Objeto, pues, de compasión para unos, de desprecio para otros y de burla para todos, el doctor Fació había llegado a ser un ente ridículo en la extensión de la palabra; pues que el pueblo adulterando aún su propio nombre, le había dado el título de doctor, sin duda en consideración a sus vastos conocimientos en manejar el soplete y hacer ensayos, tanto por la vía seca, como por la húmeda.
El doctor Fació era el hombre más popular de entonces, y nada se hacía ni se decía que no se refiriese a su persona.
II
El día jueves 3 de noviembre de 1825, que será de eterna memoria y feliz recordación en la historia de Bolivia, arribó a esta ciudad de La Plata el padre y Libertador de la patria Simón Bolívar; y todos saben que, aunque ya en tiempos de república libre e independiente, fueron fiestas reales las que se dieron en su obsequio.
Hubo juegos, pantomimas, mojigangas y, amén de otras cosas, hubo templo de la inmortalidad con un coro de hermosas ninfas de donde el vencedor de Pichincha y Junín penetró con una llave de oro para escuchar las arengas y los himnos que se cantaron en su alabanza.
Pues, señor, en ese día en que la ciudad se arremangó como una media; en ese día en que no quedó cosa sobre cosa, ni bicho viviente en su casa, salió el doctor Fació hecho un sol, y muy suelto de cuerpo, se encaramó al padre y fundador de la patria, y sin más ni menos le endilgó el principio de un discurso de largo aliento que decía así: Excelentísimo señor, como primer ensayador de minas...
Bolívar, por de pronto, creyó firmemente que quien tenía tal aspecto y le hablaba con tanta llaneza, no podía ser sino un alto funcionario, y le habría escuchado todo el cestón de sandeces, si uno de sus edecanes no le hubiera dicho al oído: "Señor es un loco; no le haga caso".
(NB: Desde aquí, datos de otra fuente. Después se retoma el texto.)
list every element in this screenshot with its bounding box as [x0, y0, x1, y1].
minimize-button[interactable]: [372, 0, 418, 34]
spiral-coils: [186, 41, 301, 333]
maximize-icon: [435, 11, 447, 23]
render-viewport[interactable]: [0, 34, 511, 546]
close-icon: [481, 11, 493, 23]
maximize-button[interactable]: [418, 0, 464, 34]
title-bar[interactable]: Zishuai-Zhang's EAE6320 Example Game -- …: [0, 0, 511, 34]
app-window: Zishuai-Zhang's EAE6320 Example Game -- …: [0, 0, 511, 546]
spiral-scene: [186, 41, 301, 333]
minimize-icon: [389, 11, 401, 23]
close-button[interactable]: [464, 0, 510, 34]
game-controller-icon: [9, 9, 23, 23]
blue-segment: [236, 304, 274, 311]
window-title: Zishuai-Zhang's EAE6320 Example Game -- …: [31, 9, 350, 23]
Oír estas palabras don Simón y darse media vuelta, todo fue uno.
El pobre doctor Fació quedó pues, con un palmo de narices, y tuvo que confundirse en la multitud que rodeaba los balcones de la casa de gobierno.
Réstame únicamente decir cómo acabó su existencia este ingenioso caballero, digno por mil títulos de la pluma del manco de Lepante.
En uno de los últimos días del año de 1830, llevado siempre por sus extravagancias y caprichos, había subido a los tejados de su casa situada en el barrio de Munaypata, con objeto, según unos, de componer algunas goteras que le tenían mortificado, y según otros, con el de atrapar un rollizo gato que le había tentado el apetito porque, sea dicho, entre paréntesis, el doctor Fació se saboreaba con la carne de estos animales y los prefería a la de pavos y lechones.
Sea pues, que en esa altura hubiese sufrido algún vértigo, o bien que hubiese pisado mal con los zapatos de muy altos tacones que usaba, el caso es que el pobre hombre vino a tierra, y, sin rodar ni una buena ni mala pieza por el campo, quedó muerto en el acto de haber caído.
Su muerte fue llorada con lágrimas de verdadero sentimiento, y su memoria... ¡oh! ¡su memoria!, vivirá eternamente, porque jamás dejará de existir esa abundante raza de cándidos, necios, sandios, mentecatos, de facios en una palabra.